Gottes Lohn ist nicht genug! Ein Film aus der WDR-Reihe „Mut gegen Macht“ - Eine Rezension
AntwortenLöschenSeit Tagen kann der Film „Gottes Lohn ist nicht genug“ aus der Reihe „Mut gegen Macht“ , der am 27.10.2014 um 20:15 Uhr im WDR ausgestrahlt wird, im Internet auf wdr.de in voller Länge angeschaut werden.
Der Film erzählt von einem zweijährigen Kampf der Mitarbeiter der Reha-Klinik „Schwertbad“ in Aachen um bessere Löhne und einen eigenen Tarifvertrag.

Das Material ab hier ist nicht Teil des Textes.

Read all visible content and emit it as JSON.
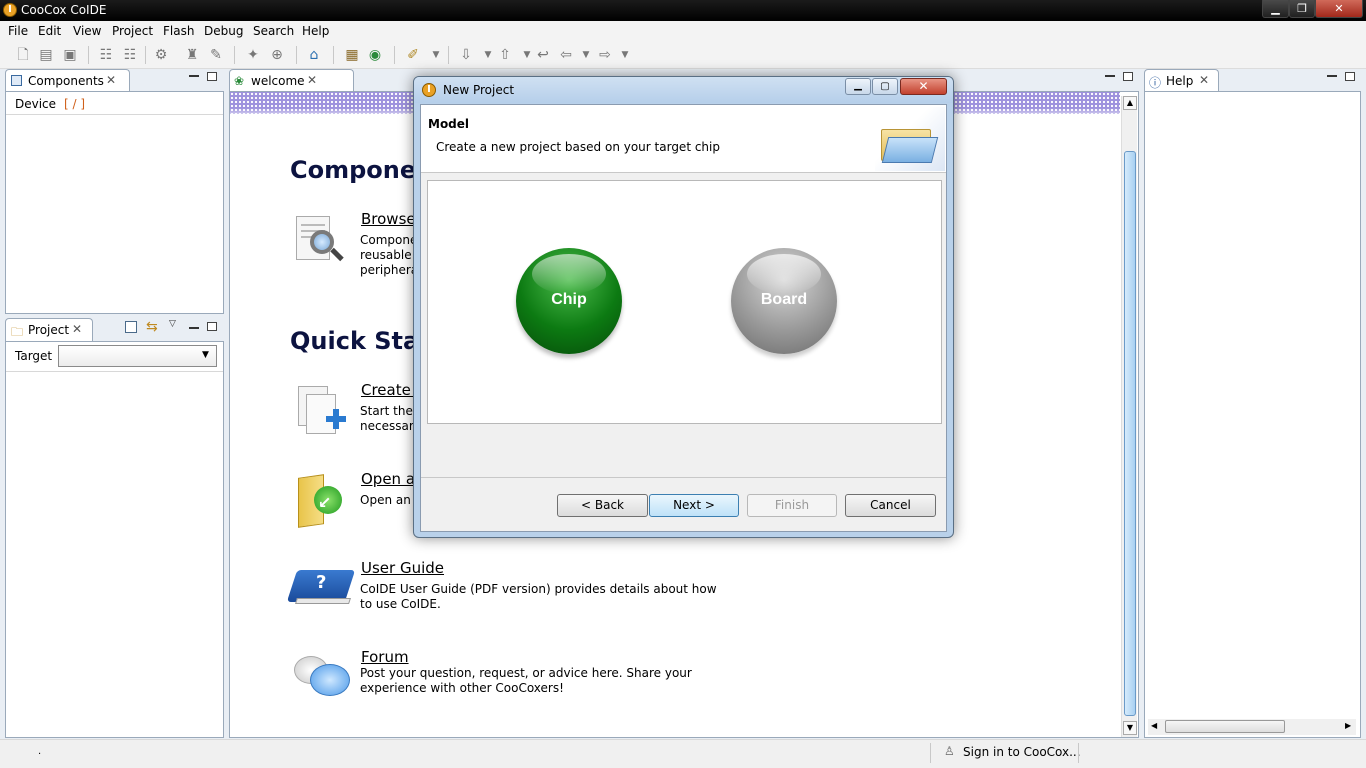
{
  "window": {
    "title": "CooCox CoIDE",
    "app_icon_letter": "I"
  },
  "menu": [
    "File",
    "Edit",
    "View",
    "Project",
    "Flash",
    "Debug",
    "Search",
    "Help"
  ],
  "components_panel": {
    "tab": "Components",
    "device_label": "Device",
    "device_value": "[ / ]"
  },
  "project_panel": {
    "tab": "Project",
    "target_label": "Target",
    "target_value": ""
  },
  "editor": {
    "tab": "welcome"
  },
  "help_panel": {
    "tab": "Help"
  },
  "welcome": {
    "heading_components": "Componen",
    "heading_quickstart": "Quick Start",
    "items": [
      {
        "link": "Browse",
        "desc1": "Compone",
        "desc2": "reusable s",
        "desc3": "peripheral"
      },
      {
        "link": "Create a",
        "desc1": "Start the w",
        "desc2": "necessary"
      },
      {
        "link": "Open a",
        "desc1": "Open an e"
      },
      {
        "link": "User Guide",
        "desc1": "CoIDE User Guide (PDF version) provides details about how",
        "desc2": "to use CoIDE."
      },
      {
        "link": "Forum",
        "desc1": "Post your question, request, or advice here. Share your",
        "desc2": "experience with other CooCoxers!"
      }
    ]
  },
  "dialog": {
    "title": "New Project",
    "section_title": "Model",
    "section_desc": "Create a new project based on your target chip",
    "options": [
      {
        "label": "Chip",
        "color": "#0c7a12"
      },
      {
        "label": "Board",
        "color": "#9a9a9a"
      }
    ],
    "buttons": {
      "back": "< Back",
      "next": "Next >",
      "finish": "Finish",
      "cancel": "Cancel"
    }
  },
  "statusbar": {
    "left": ".",
    "signin": "Sign in to CooCox..."
  },
  "colors": {
    "accent": "#3399ff",
    "heading": "#0c1340"
  }
}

Erwähnt wird zudem, dass die Klinik ein katholischer/kirchlicher Träger sei und unter der Holding der Marienhaus-Gruppe verwaltet wird.
Ich habe mir den Film angeschaut, Notizen gemacht und absichtlich nicht im Internet weiter recherchiert. Ich verfüge auch nicht über Hintergrundinformationen aus kirchlichen oder katholischen Bezügen zu diesem Fall. Ich möchte die Situation nur mit den im Film erwähnten Informationen bewerten. Viele Informationen gab es allerdings nicht.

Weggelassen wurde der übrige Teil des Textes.